Now, to Marwood and Lovett/Hakesby. Where did the idea for this combination come from? Is the development of their relationship just something that happens intuitively, or is there a master plan?
There is no master plan for Marwood and Lovett. I’m not very good at planning. At the beginning, I knew the characters would run for at least three novels, and that their relationship would often be stormy, if not downright antagonistic, and not romantic in any predictable sense. I wanted Marwood to be what we’d now call a civil servant, a sort of low-grade Pepys, struggling to survive and prosper in the Whitehall jungle. And I imagined that Cat would have been too damaged by her upbringing to envisage her future in the traditional wifely terms of the period.
Since then, their relationship has evolved over the series with very little conscious help from me. They are getting to know each other, and I’m getting to know them, over a period of years. As I write this, I’ve reached the last quarter of the current book, the sixth: I’ve no idea what will happen to Cat and Marwood in the final chapter. I hope they’ll let me know when the time is right.
I think you know that I’ve been a fan of your books for many years. I am a complete sucker for historical fiction, but as an historian myself I am always looking out for inadvertent howlers. How do you protect yourself from these?
This question is the stuff of nightmares. I try very hard to make sure the factual details are accurate (see above) but I’m sure I make mistakes. Given time and endless resources, I’d be delighted to have a panel of expert fact-checkers at my disposal.
The Royal Secret includes the Secret Treaty of Dover in 1670, one of the terms of which was Charles II would convert to Catholicism. How seriously do you think he took this?
Charles II was a wily man who played his cards close to his chest. He would have known better than anyone that there would be an enormous political price to pay if he announced his conversion to Catholicism during his reign.
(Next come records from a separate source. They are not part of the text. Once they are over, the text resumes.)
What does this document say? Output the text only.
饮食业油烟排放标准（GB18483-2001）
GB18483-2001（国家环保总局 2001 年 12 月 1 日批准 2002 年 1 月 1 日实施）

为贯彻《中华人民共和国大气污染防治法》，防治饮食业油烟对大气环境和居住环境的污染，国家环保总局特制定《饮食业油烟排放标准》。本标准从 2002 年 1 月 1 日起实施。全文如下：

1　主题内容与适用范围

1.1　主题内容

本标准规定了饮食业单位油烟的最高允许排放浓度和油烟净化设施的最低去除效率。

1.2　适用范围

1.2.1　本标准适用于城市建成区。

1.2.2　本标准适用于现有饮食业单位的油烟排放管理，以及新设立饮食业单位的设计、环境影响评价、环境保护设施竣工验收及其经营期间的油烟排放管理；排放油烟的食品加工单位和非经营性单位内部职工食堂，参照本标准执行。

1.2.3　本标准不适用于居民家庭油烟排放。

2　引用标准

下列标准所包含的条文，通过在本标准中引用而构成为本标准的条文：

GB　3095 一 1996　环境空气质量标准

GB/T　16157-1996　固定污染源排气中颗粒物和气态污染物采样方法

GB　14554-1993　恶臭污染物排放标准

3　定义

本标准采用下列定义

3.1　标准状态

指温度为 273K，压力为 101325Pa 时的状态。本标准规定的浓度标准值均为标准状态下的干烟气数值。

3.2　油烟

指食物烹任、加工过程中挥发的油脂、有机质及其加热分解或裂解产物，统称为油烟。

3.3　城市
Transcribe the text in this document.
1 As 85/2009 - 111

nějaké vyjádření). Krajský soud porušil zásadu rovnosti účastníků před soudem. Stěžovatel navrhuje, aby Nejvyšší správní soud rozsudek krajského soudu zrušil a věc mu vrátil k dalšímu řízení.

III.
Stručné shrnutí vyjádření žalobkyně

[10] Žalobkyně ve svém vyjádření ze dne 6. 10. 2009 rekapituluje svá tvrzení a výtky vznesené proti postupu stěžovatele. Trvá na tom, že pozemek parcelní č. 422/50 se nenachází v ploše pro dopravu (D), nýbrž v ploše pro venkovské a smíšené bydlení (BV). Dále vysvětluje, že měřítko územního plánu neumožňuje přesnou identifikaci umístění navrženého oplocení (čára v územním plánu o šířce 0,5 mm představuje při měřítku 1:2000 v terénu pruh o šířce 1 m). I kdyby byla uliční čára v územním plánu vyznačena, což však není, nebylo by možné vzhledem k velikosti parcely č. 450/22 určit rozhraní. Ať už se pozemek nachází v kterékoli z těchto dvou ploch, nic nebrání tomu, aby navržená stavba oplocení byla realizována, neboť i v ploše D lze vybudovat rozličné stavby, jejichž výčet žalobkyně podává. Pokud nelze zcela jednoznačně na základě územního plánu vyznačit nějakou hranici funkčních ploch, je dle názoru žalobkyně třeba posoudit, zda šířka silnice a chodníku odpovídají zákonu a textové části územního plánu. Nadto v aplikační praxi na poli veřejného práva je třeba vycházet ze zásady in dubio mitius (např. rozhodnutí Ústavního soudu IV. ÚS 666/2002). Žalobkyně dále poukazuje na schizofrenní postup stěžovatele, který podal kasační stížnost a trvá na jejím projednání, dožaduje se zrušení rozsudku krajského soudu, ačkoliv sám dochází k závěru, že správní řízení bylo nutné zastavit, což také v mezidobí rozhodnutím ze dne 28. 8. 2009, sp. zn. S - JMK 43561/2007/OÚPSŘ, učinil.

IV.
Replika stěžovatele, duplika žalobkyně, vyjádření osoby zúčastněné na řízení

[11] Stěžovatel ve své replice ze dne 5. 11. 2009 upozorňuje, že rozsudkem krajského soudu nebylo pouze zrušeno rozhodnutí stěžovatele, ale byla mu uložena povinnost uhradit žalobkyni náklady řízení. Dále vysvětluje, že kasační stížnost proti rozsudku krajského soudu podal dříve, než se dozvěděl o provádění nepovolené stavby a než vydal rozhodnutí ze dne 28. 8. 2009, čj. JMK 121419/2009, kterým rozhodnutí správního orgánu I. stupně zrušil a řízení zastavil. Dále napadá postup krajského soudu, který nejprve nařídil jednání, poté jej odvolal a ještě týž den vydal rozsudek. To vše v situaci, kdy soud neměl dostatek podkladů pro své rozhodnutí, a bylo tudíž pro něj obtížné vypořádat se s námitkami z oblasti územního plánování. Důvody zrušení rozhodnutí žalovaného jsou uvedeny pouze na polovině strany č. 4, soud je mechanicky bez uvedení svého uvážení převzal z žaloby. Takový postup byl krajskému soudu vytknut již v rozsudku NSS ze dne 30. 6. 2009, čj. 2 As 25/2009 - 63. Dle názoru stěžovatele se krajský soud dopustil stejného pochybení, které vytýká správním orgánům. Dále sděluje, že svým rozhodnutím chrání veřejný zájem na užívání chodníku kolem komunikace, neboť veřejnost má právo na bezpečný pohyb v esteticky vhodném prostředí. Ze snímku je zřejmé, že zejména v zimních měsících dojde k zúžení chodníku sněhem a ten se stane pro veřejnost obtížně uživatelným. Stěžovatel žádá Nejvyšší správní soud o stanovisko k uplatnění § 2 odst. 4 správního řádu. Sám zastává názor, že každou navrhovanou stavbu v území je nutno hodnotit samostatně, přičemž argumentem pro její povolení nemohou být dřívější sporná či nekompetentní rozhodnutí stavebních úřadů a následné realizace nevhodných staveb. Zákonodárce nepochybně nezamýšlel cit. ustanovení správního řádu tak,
But he did keep the promise on his deathbed when it no longer really mattered, in this world at least, and when he and everyone else knew that his heir, his brother James, was already a Catholic.
My own theory is that Charles might well have been personally inclined towards Catholicism, which provided a sort of theological backbone to Stuart ideas of hierarchy and the divine right of kings. Moreover, many of those he particularly loved or admired were or had been Catholic.
By nature he was a pragmatist, however, not a fanatic. In 1670, I suspect that he crossed his fingers when he agreed to the treaty, and added the proviso to himself that he would announce his conversion only when the time was right for himself and for his kingdom. On his deathbed it was.
Charles’ sister, a key participant in the negotiations of the treaty, died soon after, amidst rumours of poisoning by her cruel husband. How seriously should we take these rumours?
On balance I think it’s unlikely that Minette was poisoned, either by the husband or by anyone else. She had a long history of ill-health. According to Nancy Goldstone in Daughters of the Winter Queen, Minette’s symptoms can be attributed either to intestinal tuberculosis, which was then widespread in France, or to a peptic ulcer. Either of those could have led to intestinal perforation and peritonitis, which was the probable cause of her violent pains and rapid death.
The autopsy, which was witnessed by both French and English observers in an atmosphere of rumour and suspicion, found no evidence of poison.
With The Royal Secret we now have the fifth chapter in James and Cat’s adventures. Can you assure your fan club that they have many more scrapes to experience yet?
I hope there will be more. It would be nice to reach the Glorious Revolution. And why stop there?
Andrew Taylor is a bestselling novelist and author of The Royal Secret, his latest novel of the Marwood & Lovett series. Robert Lyman is a historian and author of A War of Empires: Japan, India, Burma & Britain – 1941-45.